SPD und NSA-Affäre: Kuschen für die Koalition
Thomas Oppermann kritisierte die Regierung wegen ihrer Haltung in der Spähaffäre scharf. Im Sommer. Jetzt ist der Sozialdemokrat handzahm geworden.
BERLIN taz | Dieser Tage demonstrieren Union und SPD bilderbuchreif, wie sich Überzeugungen und Haltungen ändern, sobald aus dem politischen Gegner ein möglicher Koalitionspartner geworden ist. Besonders augenfällig vollzieht sich dieser Prozess im Fall von Edward Snowden.
In der Frage, wie die – geschäftsführende – Bundesregierung mit dem asylsuchenden und aussagewilligen Whistleblower aus North Carolina verfahren soll, vollzieht die SPD eine eindrucksvolle Volte. Vor allem deren Erster Parlamentarischer Geschäftsführer Thomas Oppermann führt vor, wie sich Haltungen ändern können, wenn man beabsichtigt, aus der Opposition in die Regierung zu wechseln.
Oppermann, seines Zeichens auch Vorsitzender des Parlamentarischen Kontrollgremiums (PKG), hatte im Wahlkampf-Sommer beim Thema NSA-Enthüllungen noch heftig gegen die Regierung gekoffert. Der Bundeskanzlerin warf er vor, sie schlage sich im Fall Edward Snowden „seitlich in die Büsche“. Bundesinnenminister Hans-Peter Friedrich (CSU) bescheinigte Oppermann nach dessen Aufklärungsreise nach Washington „transatlantisches Duckmäusertum“. Und der schwarz-gelben Bundesregierung hielt er vor, sie ließe sich „mit nichtssagenden Erklärungen und geschwärzten Seiten abspeisen“.
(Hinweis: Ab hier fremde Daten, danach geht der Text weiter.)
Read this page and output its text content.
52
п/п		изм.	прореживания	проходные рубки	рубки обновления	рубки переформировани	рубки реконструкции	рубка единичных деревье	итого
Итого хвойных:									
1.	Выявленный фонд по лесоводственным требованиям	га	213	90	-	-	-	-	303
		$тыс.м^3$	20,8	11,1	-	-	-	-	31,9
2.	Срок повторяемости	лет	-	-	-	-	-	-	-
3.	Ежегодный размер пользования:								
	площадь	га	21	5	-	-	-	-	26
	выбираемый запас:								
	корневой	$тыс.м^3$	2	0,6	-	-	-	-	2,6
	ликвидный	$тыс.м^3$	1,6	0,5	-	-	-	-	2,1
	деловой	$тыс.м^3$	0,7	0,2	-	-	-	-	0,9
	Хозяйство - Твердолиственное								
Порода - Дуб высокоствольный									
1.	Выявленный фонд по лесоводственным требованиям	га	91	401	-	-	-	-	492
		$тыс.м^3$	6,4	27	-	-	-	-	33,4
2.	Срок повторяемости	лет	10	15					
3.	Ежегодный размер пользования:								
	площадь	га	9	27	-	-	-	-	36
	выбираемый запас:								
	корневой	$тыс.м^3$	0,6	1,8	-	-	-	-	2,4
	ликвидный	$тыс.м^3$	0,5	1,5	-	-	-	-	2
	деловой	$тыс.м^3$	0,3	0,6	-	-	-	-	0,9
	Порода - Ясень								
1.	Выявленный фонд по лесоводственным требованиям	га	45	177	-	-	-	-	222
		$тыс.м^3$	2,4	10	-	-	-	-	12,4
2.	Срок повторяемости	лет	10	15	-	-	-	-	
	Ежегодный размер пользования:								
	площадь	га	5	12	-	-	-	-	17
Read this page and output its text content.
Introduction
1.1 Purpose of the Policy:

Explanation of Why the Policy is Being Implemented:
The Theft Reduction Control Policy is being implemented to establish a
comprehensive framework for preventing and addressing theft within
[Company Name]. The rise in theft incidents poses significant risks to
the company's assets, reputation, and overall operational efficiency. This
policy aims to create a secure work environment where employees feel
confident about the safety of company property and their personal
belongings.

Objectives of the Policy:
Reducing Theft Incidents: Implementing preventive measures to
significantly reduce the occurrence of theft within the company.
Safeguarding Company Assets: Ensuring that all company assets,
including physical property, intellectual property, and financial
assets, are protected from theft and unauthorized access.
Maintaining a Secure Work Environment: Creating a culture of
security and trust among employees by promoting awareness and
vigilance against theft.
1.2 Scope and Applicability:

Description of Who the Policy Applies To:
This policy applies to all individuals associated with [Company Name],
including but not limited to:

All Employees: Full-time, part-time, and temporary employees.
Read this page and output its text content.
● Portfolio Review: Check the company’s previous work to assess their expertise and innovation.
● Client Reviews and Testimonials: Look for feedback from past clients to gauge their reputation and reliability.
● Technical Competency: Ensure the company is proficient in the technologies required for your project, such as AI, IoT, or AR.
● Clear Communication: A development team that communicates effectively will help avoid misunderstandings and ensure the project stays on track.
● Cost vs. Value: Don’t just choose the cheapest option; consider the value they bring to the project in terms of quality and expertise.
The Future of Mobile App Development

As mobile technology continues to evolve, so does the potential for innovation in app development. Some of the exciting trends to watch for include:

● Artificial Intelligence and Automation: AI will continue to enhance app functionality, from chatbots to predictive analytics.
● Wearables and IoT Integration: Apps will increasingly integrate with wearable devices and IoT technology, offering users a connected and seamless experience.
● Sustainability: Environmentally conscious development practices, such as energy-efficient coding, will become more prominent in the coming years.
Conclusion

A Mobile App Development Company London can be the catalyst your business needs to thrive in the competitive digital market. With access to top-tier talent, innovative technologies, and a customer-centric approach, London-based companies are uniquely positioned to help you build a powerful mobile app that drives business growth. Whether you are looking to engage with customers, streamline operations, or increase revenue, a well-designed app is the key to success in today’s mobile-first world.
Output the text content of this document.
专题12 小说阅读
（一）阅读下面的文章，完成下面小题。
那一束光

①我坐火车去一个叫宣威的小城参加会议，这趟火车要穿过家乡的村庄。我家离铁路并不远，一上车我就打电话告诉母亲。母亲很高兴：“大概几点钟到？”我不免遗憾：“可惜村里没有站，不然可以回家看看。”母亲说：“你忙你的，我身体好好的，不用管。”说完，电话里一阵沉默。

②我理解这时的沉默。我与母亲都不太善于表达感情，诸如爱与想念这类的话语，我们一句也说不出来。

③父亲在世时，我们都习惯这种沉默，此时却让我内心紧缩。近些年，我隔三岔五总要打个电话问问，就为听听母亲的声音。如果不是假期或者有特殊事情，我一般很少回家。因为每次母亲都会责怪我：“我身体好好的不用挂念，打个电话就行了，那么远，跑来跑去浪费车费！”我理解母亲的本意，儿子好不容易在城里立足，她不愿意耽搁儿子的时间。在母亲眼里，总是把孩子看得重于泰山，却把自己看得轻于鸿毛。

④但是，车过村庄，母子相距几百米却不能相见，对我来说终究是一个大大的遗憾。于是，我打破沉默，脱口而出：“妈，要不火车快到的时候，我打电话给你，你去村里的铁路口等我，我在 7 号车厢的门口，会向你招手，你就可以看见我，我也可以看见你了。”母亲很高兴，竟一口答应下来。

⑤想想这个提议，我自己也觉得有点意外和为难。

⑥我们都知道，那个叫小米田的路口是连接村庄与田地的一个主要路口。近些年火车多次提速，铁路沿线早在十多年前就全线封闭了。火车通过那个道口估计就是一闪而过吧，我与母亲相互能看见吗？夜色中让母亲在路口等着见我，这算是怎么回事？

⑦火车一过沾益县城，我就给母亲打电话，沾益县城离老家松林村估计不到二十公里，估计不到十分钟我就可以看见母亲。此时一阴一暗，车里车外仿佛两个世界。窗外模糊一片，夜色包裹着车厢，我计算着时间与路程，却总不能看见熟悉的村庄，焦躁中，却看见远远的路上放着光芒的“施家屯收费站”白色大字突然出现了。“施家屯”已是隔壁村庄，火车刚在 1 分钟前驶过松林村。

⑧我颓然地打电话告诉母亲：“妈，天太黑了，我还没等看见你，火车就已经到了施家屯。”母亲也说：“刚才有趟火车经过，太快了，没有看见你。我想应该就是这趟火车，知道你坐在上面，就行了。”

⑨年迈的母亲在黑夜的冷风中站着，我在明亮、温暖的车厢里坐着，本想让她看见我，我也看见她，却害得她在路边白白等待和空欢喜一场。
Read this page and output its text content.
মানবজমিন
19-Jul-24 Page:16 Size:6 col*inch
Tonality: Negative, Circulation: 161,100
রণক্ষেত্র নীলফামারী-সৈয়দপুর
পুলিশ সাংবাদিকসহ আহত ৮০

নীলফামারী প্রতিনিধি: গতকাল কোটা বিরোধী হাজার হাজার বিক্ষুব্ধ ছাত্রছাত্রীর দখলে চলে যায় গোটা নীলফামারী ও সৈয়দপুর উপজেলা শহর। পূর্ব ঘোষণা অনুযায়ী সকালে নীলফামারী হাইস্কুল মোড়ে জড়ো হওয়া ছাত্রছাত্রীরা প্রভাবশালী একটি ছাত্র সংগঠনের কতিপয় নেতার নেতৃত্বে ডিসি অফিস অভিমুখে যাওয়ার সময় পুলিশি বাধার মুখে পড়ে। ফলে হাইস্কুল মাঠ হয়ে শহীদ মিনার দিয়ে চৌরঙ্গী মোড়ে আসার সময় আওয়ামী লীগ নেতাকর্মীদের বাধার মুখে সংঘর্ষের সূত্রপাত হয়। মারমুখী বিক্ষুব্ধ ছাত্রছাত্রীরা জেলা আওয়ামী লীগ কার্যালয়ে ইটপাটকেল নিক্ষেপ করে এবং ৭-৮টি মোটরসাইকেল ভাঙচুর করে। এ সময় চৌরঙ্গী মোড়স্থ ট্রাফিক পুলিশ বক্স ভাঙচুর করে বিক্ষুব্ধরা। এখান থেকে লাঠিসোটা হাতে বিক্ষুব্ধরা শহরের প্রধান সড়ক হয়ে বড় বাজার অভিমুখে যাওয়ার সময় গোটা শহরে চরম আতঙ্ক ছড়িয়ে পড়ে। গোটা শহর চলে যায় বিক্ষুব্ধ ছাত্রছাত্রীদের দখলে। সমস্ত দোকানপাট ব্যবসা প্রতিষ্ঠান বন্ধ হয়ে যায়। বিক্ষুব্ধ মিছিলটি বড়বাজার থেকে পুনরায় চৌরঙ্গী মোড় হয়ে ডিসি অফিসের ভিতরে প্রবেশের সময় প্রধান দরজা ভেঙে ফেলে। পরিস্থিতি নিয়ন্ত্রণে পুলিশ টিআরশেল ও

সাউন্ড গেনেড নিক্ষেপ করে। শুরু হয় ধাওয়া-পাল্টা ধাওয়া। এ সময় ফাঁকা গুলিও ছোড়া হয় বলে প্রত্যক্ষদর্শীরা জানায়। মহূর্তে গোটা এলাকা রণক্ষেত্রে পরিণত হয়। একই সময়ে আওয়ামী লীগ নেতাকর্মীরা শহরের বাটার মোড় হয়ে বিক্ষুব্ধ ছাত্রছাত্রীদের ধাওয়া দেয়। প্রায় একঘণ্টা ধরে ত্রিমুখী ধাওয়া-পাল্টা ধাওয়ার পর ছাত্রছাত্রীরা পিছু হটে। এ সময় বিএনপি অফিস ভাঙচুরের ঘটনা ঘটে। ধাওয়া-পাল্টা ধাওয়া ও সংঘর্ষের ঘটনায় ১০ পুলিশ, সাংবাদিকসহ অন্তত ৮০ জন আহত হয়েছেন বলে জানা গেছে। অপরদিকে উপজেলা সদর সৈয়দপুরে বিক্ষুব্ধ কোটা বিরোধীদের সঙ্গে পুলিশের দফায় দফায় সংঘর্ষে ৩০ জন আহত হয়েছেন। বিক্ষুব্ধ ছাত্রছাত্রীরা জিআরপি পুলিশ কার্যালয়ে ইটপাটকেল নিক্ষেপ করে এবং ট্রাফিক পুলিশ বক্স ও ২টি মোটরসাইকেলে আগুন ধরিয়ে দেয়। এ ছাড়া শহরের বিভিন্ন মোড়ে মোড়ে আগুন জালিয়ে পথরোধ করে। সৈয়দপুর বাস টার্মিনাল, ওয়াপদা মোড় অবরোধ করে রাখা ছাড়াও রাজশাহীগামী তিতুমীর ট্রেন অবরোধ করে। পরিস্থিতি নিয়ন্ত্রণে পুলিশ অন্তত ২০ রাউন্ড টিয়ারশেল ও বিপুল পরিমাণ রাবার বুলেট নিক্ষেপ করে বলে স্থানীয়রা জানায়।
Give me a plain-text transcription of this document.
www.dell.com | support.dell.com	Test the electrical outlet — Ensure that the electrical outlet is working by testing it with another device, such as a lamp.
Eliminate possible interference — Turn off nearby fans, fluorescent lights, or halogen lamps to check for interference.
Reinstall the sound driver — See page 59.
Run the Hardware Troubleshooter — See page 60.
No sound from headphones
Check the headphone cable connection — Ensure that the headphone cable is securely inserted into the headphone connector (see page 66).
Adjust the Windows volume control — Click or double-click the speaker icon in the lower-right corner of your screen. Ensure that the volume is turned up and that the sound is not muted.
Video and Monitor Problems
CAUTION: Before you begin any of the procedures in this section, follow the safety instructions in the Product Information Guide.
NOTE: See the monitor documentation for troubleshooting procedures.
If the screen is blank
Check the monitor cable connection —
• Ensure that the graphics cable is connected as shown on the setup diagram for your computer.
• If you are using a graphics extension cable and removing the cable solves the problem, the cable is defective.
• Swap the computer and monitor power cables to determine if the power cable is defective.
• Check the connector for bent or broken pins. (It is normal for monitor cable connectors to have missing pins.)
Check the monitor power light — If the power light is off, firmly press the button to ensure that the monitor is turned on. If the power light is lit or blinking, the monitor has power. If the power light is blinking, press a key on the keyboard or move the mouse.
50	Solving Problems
Mittlerweile haben wir November. Thomas Oppermann sitzt mit Angela Merkel am Verhandlungstisch für einen schwarz-roten Koalitionsvertrag. Es geht um inhaltliche Schnittmengen – und um Posten. Wenn alles gut läuft, könnte Oppermann neuer Bundesinnenminister werden. Die CDU ist nicht mehr Gegner, sondern Partner. Und unter Partnern wählt man dann schon mal das kleinere Besteck. Zwar fordert der Genosse Oppermann noch einen Untersuchungsausschuss des Bundestages zu NSA-Affäre. Von „Büschen“ und „Duckmäusern“ aber ist nichts mehr zu vernehmen.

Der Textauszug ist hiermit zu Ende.